Overall typical realized cost, consisting of hedges, fell 6% in the middle of lukewarm demand due to hotter-than-expected winter and a. build-up in storage. In response to the declining prices, Chesapeake, in addition to. rivals like EQT and Coterra Energy, had. cut their production earlier this year. Chesapeake, which is on the cusp of becoming the greatest. natural gas manufacturer pending its acquisition of Southwestern. Energy, stated production throughout the April-June quarter. fell 24.9% to 2.75 billion cubic feet daily (bcf/d).

The U.S. Energy Details Administration expects domestic. natural gas production to decrease for the rest of 2024. If. the company's projection is right, 2024 would be the first time. output decreased given that 2020, when the COVID-19 pandemic cut. need for the fuel.

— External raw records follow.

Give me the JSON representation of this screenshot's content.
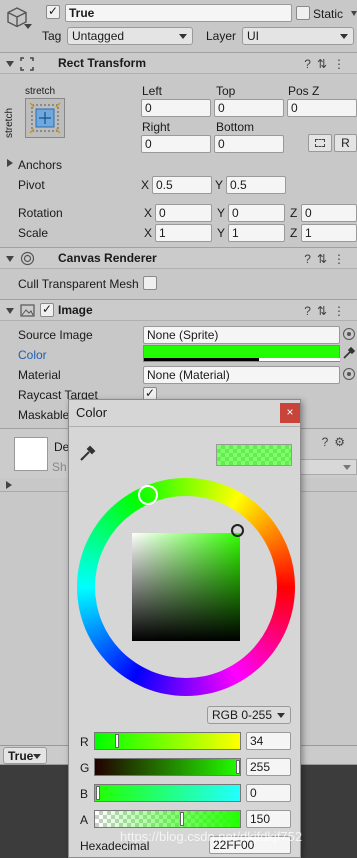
{
  "object_header": {
    "name": "True",
    "static_label": "Static",
    "tag_label": "Tag",
    "tag_value": "Untagged",
    "layer_label": "Layer",
    "layer_value": "UI"
  },
  "rect_transform": {
    "title": "Rect Transform",
    "anchor_top_label": "stretch",
    "anchor_side_label": "stretch",
    "left_label": "Left",
    "left_value": "0",
    "top_label": "Top",
    "top_value": "0",
    "posz_label": "Pos Z",
    "posz_value": "0",
    "right_label": "Right",
    "right_value": "0",
    "bottom_label": "Bottom",
    "bottom_value": "0",
    "r_button": "R",
    "anchors_label": "Anchors",
    "pivot_label": "Pivot",
    "pivot_x_label": "X",
    "pivot_x": "0.5",
    "pivot_y_label": "Y",
    "pivot_y": "0.5",
    "rotation_label": "Rotation",
    "rot_x_label": "X",
    "rot_x": "0",
    "rot_y_label": "Y",
    "rot_y": "0",
    "rot_z_label": "Z",
    "rot_z": "0",
    "scale_label": "Scale",
    "scale_x_label": "X",
    "scale_x": "1",
    "scale_y_label": "Y",
    "scale_y": "1",
    "scale_z_label": "Z",
    "scale_z": "1"
  },
  "canvas_renderer": {
    "title": "Canvas Renderer",
    "cull_label": "Cull Transparent Mesh"
  },
  "image": {
    "title": "Image",
    "source_image_label": "Source Image",
    "source_image_value": "None (Sprite)",
    "color_label": "Color",
    "color_value": "#22FF00",
    "material_label": "Material",
    "material_value": "None (Material)",
    "raycast_label": "Raycast Target",
    "maskable_label": "Maskable"
  },
  "material_preview": {
    "name_partial": "De",
    "shader_partial": "Sh"
  },
  "bottom_bar": {
    "dropdown_value": "True"
  },
  "color_picker": {
    "title": "Color",
    "close_icon": "×",
    "mode": "RGB 0-255",
    "r_label": "R",
    "r_value": "34",
    "g_label": "G",
    "g_value": "255",
    "b_label": "B",
    "b_value": "0",
    "a_label": "A",
    "a_value": "150",
    "hex_label": "Hexadecimal",
    "hex_value": "22FF00",
    "colors": {
      "current": "#22FF00",
      "hue": "#33ff00"
    }
  },
  "watermark": "https://blog.csdn.net/dkjfdkjf752"
}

Chesapeake reduced its 2024 capital investment anticipated by. about 4% to the variety of $1.2 to $1.3 billion, while it minimized. its production cost expenditure by about 8%.

The company, which became a pure-play gas producer. in 2022, said it anticipates third-quarter production to variety. between 2.57 bcf/d and 2.67 bcf/d.

Chesapeake's bottom line was $227 million for the three months. ended June 30, compared with a profit of $391 million, in the. year-ago quarter.

On an adjusted basis, it published a net income of 1 cent per. share, compared to experts' typical price quote of break-even,. according to LSEG data.